The early prototype of the leaf blower was supposedly invented by a Japanese man in 1947, but, needless to say, it was in the US where they were first taken up with great enthusiasm and, by 1989, more than a million of the devils had been sold there. All right, perhaps you use yours to blow leaves into a pile before tipping them on to the compost or bagging them, and there’s an efficiency in this. But you’ve also wasted man-made energy, instead of calories, and made an unbearable racket.

There’s an episode of Blackadder Goes Forth in which Baldrick recites a poem he’s written called “The German Guns”. “Boom, boom, boom, boom, boom, boom boom. Boom, boom, boom, boom. Boom, boom, boom,” it goes. I’d rather listen to Baldrick – on repeat – than another three seconds of my neighbour’s giant man-toy.

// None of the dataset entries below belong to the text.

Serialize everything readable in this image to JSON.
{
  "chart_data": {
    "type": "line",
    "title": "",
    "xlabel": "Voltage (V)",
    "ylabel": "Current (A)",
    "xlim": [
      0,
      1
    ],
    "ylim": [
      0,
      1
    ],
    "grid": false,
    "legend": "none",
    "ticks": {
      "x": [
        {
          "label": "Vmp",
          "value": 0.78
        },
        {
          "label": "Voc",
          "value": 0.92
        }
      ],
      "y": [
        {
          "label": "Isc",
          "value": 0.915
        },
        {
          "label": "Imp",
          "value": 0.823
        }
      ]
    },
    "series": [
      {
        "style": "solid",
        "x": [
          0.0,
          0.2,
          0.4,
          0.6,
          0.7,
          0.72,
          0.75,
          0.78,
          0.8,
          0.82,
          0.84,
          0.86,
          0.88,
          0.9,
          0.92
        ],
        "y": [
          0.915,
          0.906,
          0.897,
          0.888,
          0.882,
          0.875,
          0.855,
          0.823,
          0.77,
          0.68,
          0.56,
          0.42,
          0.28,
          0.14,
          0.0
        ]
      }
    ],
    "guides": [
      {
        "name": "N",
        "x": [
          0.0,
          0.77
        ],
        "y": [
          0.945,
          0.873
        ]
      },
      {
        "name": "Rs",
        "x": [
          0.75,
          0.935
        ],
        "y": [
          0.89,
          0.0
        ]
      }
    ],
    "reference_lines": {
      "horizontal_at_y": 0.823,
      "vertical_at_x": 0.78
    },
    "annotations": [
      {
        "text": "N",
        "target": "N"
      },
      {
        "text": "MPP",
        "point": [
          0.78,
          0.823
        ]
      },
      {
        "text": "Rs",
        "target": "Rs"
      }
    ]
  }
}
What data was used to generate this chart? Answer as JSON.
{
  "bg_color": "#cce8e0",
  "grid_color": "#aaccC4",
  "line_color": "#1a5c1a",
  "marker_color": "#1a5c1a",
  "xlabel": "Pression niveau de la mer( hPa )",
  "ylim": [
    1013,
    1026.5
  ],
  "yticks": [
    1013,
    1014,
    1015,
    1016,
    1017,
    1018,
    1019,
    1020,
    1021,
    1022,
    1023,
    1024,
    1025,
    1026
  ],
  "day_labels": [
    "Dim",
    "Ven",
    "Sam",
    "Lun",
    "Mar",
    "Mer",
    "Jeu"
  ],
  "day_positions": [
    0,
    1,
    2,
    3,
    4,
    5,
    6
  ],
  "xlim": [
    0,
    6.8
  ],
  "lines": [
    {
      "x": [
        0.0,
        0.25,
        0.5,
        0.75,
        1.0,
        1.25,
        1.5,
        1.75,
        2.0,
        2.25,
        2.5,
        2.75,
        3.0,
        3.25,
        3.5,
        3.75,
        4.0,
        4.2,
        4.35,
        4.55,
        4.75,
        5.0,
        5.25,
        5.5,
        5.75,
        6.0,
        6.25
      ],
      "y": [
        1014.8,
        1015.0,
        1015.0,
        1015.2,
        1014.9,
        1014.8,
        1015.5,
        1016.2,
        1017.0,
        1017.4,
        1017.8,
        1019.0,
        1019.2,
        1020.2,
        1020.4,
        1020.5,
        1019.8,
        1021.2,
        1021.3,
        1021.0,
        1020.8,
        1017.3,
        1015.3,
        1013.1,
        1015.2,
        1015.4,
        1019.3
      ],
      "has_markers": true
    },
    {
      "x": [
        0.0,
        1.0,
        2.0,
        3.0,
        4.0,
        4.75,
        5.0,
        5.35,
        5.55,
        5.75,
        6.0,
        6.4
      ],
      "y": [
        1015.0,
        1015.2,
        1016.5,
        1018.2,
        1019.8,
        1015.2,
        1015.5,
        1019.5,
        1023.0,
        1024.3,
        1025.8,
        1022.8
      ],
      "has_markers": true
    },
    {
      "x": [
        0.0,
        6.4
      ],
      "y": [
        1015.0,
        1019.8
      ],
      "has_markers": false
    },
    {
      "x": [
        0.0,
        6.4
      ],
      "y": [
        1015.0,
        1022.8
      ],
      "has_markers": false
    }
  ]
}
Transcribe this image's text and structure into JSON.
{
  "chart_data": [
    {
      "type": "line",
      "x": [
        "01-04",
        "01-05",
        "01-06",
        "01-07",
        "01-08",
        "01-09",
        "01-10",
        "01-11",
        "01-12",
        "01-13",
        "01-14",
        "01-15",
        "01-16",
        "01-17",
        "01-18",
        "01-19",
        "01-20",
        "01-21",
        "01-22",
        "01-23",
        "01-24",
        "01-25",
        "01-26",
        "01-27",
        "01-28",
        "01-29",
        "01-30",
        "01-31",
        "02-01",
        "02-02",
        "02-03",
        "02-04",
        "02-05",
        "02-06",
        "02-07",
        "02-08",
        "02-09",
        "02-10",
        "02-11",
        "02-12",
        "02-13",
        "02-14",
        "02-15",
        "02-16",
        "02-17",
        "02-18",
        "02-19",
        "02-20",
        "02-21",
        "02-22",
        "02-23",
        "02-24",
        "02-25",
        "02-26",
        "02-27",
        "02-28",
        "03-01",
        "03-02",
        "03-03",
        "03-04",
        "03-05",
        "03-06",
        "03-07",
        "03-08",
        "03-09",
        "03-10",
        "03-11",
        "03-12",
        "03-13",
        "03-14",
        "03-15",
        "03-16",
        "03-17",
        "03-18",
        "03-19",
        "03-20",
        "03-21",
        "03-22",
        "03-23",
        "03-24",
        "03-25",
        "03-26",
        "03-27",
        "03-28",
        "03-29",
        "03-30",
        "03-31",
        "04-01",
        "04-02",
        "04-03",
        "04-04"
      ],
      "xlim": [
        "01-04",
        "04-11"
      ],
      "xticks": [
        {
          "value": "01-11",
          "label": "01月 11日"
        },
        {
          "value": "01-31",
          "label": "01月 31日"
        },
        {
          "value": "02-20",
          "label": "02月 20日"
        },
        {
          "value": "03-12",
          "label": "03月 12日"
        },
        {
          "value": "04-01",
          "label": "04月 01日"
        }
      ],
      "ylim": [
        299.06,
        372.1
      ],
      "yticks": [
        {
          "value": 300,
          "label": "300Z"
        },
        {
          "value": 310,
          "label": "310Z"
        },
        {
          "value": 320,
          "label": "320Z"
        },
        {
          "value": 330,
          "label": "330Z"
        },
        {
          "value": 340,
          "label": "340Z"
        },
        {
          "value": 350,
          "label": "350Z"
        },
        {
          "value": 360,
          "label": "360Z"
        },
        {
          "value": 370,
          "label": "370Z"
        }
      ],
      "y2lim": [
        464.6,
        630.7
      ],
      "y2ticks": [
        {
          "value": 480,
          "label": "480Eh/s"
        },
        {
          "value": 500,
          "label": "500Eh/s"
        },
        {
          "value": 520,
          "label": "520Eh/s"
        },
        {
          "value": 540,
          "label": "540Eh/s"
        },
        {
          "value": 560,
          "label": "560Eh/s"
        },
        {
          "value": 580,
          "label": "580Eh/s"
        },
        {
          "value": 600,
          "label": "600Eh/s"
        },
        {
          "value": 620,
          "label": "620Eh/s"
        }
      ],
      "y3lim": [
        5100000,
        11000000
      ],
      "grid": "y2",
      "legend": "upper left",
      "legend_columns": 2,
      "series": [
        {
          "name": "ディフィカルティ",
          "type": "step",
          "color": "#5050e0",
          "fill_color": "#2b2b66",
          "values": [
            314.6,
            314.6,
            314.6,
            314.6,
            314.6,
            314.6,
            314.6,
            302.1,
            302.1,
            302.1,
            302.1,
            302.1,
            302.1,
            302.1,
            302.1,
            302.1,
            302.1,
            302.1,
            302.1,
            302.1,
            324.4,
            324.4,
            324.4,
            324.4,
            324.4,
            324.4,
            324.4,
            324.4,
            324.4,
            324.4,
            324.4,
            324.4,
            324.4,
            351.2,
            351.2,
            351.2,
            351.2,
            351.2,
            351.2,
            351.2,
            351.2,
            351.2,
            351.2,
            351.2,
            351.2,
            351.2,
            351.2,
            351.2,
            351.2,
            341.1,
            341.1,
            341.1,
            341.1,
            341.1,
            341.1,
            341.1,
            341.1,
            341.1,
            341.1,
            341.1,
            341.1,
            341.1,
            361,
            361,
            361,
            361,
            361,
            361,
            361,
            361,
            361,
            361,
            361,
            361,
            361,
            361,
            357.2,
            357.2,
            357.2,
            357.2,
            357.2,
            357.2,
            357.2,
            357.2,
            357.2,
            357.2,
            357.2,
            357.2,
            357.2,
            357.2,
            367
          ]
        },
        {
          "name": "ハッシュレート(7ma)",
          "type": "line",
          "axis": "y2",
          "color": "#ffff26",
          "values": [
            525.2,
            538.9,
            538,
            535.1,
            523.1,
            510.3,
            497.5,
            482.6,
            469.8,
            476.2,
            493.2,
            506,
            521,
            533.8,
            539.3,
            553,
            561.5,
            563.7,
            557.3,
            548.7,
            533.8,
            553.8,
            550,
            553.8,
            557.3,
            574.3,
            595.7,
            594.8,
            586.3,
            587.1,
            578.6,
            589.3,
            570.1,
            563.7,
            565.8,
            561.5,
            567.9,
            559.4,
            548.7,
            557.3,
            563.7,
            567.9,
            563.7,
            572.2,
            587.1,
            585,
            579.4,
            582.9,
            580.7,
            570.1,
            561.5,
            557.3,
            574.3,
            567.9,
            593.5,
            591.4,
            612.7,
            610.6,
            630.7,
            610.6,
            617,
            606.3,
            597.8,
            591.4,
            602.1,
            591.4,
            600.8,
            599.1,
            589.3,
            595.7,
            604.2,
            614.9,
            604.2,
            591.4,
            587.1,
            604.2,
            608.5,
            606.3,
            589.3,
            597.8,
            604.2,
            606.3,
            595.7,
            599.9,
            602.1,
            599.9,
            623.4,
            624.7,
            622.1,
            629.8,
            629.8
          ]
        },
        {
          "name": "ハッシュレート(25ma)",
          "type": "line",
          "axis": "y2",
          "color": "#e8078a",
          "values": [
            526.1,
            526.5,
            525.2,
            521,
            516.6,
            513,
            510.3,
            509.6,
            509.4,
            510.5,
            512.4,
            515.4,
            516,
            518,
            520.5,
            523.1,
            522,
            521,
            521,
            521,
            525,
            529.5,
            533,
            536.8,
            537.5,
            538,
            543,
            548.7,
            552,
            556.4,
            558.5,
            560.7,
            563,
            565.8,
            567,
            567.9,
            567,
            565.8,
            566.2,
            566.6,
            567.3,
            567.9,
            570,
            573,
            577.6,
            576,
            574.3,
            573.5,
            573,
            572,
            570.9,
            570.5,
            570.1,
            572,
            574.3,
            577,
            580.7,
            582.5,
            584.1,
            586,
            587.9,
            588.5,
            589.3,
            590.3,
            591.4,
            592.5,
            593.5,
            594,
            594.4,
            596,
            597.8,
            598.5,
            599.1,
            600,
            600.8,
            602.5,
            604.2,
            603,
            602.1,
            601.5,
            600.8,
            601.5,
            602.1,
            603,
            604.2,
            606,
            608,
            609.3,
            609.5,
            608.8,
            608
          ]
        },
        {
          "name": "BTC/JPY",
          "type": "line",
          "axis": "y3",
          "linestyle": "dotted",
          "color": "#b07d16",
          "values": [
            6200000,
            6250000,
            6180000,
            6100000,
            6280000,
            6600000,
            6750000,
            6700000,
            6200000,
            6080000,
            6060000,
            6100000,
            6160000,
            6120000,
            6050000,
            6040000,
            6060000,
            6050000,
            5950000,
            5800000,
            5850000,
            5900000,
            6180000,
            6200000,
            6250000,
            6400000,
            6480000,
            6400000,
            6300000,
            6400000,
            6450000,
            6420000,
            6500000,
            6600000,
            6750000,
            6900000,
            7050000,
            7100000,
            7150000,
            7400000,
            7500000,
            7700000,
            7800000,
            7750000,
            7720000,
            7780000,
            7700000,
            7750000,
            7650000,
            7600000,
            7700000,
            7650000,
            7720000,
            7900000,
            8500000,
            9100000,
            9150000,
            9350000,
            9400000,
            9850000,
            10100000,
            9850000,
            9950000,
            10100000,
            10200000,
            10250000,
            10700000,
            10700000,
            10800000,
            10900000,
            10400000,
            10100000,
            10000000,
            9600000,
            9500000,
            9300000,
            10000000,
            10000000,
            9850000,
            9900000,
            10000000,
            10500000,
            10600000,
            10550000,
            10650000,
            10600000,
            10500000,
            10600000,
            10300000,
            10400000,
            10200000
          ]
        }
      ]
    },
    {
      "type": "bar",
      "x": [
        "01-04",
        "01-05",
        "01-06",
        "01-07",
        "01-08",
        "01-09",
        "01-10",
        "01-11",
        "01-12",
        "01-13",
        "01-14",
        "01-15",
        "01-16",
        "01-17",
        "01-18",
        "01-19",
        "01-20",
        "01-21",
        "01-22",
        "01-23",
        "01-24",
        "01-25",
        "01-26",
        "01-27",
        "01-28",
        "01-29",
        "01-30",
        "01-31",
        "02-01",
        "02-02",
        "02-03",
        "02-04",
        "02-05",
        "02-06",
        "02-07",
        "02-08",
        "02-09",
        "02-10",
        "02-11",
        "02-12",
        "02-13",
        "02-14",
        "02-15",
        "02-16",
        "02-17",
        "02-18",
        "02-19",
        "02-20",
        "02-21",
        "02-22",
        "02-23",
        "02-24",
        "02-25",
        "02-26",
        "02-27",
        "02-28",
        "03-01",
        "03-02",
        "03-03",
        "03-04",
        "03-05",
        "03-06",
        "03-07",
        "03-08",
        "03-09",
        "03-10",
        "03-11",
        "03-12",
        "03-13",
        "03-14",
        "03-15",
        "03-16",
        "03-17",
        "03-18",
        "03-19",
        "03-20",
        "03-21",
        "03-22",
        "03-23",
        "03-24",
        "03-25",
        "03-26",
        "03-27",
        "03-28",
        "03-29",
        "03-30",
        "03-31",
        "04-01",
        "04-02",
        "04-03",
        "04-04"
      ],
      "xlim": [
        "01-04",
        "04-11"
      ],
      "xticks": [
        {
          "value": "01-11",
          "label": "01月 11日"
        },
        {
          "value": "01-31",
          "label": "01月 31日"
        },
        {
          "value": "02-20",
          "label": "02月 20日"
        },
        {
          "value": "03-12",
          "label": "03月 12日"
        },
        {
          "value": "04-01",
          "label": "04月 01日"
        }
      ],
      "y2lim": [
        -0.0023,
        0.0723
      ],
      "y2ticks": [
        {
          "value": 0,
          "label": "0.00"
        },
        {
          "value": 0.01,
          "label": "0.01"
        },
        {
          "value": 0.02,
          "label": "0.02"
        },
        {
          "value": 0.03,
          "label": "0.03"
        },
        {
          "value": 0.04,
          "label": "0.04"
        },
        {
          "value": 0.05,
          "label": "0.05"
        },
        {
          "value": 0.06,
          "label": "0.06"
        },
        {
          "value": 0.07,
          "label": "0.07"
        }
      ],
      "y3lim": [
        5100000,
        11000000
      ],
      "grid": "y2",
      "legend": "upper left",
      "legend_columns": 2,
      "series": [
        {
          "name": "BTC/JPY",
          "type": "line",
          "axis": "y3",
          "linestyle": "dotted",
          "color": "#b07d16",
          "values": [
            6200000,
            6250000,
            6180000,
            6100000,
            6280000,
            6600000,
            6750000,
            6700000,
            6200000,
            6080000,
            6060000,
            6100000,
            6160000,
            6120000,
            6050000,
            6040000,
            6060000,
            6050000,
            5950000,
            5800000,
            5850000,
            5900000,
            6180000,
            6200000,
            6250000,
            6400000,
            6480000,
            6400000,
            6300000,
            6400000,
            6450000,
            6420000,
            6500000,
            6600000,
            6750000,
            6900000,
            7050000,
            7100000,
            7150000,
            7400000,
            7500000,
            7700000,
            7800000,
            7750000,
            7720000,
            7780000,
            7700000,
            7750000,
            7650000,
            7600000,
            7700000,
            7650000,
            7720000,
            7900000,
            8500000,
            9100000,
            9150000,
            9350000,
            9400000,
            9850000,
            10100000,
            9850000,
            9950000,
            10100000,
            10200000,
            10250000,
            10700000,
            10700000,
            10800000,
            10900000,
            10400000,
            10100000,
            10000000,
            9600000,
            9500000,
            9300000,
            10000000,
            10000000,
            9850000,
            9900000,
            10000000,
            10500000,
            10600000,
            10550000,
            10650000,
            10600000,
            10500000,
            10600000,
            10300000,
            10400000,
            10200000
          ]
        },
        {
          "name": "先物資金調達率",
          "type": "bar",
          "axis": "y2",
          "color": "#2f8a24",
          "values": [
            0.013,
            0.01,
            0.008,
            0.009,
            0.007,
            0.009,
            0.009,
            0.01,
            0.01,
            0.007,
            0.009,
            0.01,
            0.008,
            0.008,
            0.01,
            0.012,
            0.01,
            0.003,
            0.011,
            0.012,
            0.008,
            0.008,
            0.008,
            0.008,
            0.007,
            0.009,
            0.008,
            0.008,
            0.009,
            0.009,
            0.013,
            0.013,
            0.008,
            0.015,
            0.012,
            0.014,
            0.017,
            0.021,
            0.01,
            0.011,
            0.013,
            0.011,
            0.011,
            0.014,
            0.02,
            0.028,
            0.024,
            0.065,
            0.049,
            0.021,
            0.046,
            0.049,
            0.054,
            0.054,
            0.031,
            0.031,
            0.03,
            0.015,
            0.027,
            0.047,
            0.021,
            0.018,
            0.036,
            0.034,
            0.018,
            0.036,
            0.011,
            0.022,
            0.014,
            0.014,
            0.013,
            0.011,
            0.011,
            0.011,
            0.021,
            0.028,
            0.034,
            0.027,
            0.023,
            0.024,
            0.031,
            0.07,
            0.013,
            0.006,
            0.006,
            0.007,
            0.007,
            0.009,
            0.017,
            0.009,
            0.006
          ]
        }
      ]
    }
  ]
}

As far as I can see, the only vaguely acceptable uses of leaf blowers have nothing to do with leaves. During the Hong Kong and Black Lives Matter protests in the past year, protesters have carried them to combat tear gas, expelling the clouds away.

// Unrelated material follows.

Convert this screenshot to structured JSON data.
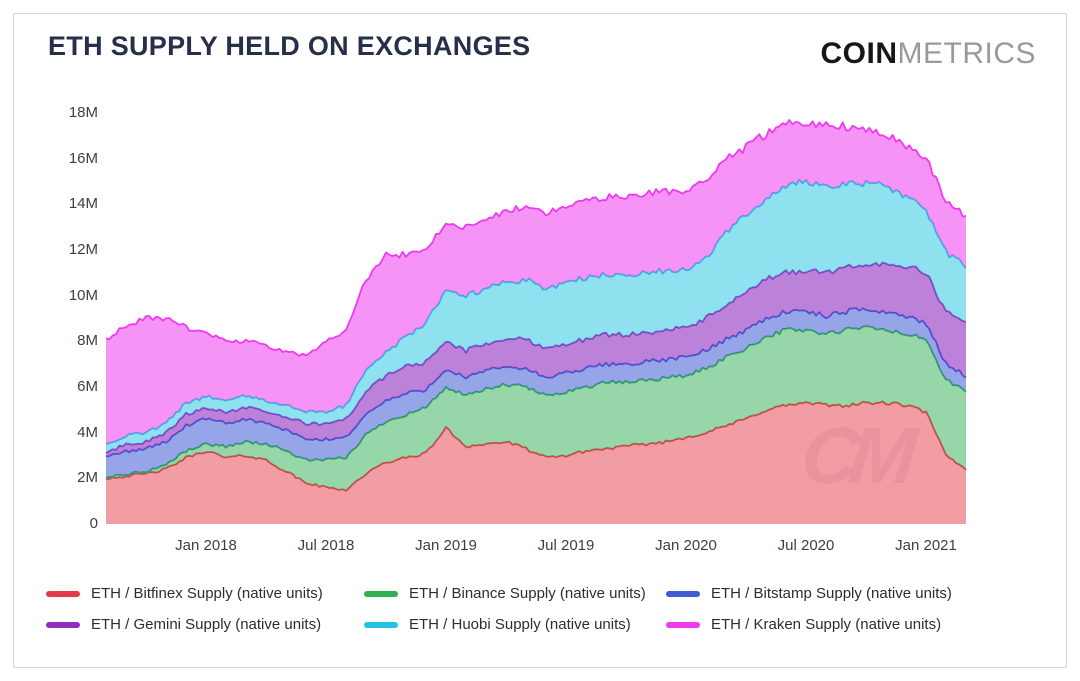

In Florida, meanwhile, online videos this week showed a 57-year-old janitor called Brian propelling himself around on what he calls a “blue-collar limousine.” Sitting in a wheeled mop bucket, Brian opens an umbrella in front of him and, with his other hand, directs the leaf blower into it. Do look up the clips of him whipping along at speed, a modern-day Mary Poppins. I still don’t approve of blowers, obviously, but it did make me laugh.

Is Dominic West on the verge of divorce? No, he’s just a traditional Old Etonian

Dominic West has been photographed “without his wedding ring”. Whenever there’s a whiff of scandal about a married couple, this headline is used as evidence that the wife has thrown out the man in question and yet it’s often a load of nonsense.

I’ve conducted a highly scientific poll among my married Etonian friends, since Dominic is an Old Etonian himself, and only 25 per cent of them wear a wedding band. Plenty of traditional sorts still don’t. While one should be careful these days because there are a terrifyingly high number of Old Etonian rogues floating about, especially at Westminster, the lack of a gold band doesn’t necessarily mean that they are limbering up for divorce.

I’ve found the magic ingredient to improve my cooking: if in doubt, add sherry

Since I’m at home so much at the moment, I’m trying to get better at cooking. It’s a slow business – the swede purée I made turned out to be a weaning recipe, only half of the blueberry cake I made slid from the loaf tin and I burned some very expensive scallops, but I’ve discovered that you can’t go wrong if you throw a generous dash of sherry into everything.

I made a mushroom soup last night that tasted more of sherry than mushroom (sherry soup?), I fried a mushroom omelette the previous day and threw some sherry into that, too. Sensational. It’s going to be a long winter everyone, get panic-buying the Tío Pepe. Surely my first cookery book cannot be far off.